Biern sees shorts as a great alternative for independent producers to test characters online and deliver pilots to broadcasters at much lower costs in hopes of getting noticed and picked up. ‘If you’re able to deliver worldwide…in 10 or 12 months, you could have a classic.’

That short-format episodes are becoming more ubiquitous on-air, online and via mobile goes hand-in-hand with the proliferation of dialogue-free series. Most producers will tell you that shows without dialogue work best as three- to seven-minute episodes, and no longer. Shaheen says he toyed with stretching Tigga and Togga from three minutes to five minutes, but the show started to drag. ‘It became a bit redundant; we already had all we wanted to get across with building the episode,’ he says. To add extra interactive content for preschoolers, he added more musical activities to the companion website, which he says takes the show’s concept a step further.

Sales appeal

Pierre Sissman at Paris-based Cyber-Group Animation, learned that age demo, episode length and comedy are all factors that

come together in determining how well a series will work without dialogue. The studio’s 52 x two-minute Ozie Boo series initially targeted two- to five-year-olds, but Cyber-Group had to do an about-face when Sissman decided to increase the episode lengths to age it up. Speech became necessary to tackle the more relevant subjects in the day-to-day lives of kids ages five and up that Cyber-Group wanted to cover. After a long discussion with Disney Europe, Sissman realized he’d have to add dialogue to the penguins’ interactions to sustain interest.

The longer-format show has since been sold into 150 countries in 22 languages, and Sissman says he doesn’t think it would have achieved this level of distribution pick-up had he kept it dialogue-free. ‘The notion of abstraction that comes from gags in speechless cartoons is not that obvious to kids under four,’ says Sissman. ‘And older kids won’t pay attention unless it’s very funny,’ he adds.

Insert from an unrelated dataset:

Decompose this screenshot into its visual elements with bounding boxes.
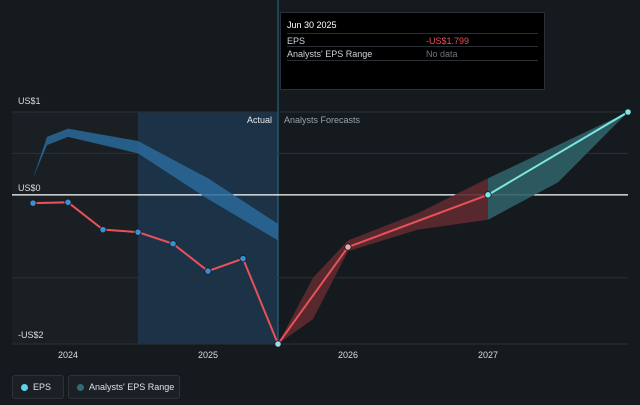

As for worrying whether additional dubbing costs would taint the momentum he had with the first season of Ozie Boo, Sissman wasn’t worried. He says no broadcaster has ever turned down a great show because it had to be dubbed, and besides, there are still the bulk of production costs to consider, including the story-boarding, animatics, sound design and post-production. In fact, he says the cost associated with having speaking characters is only a fraction – an estimated 10% to 15% – of the total cost of the series.

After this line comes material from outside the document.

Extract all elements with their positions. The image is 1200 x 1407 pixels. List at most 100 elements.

One advantage for international broadcasters, however, is that without having to dub, a show can be put up on screens worldwide with no translation period. BRB’s Biern says the benefit of that is getting a consumer products program to market a lot more quickly. ‘With dialogue-free, we don’t have to take the time to look for great adapters; the humor works on the screen immediately,’ he says.

Getting broadcasters on-board with dialogue-free shows, however, isn’t always that easy. Cuppa Coffee’s Shaheen says that in the US, in particular, executives were wary of Bruno and the Banana Bunch at first, whereas broadcasters in Canada and Europe were open to its alternative type of storytelling. The series has since gone on to air in more than 70 territories on Nickelodeon, CBC, TFO and BabyTV.

Shaheen also says he hears broadcasters say that preschoolers are more sophisticated now, but he’s not buying it. ‘They’re more sophisticated about using computers and opening email, but stories are still stories,’ he says. ‘Some of the stuff we’re doing, with Bruno in particular, is harkening back to stories that kids love, and part of that simplicity is not having dialogue.’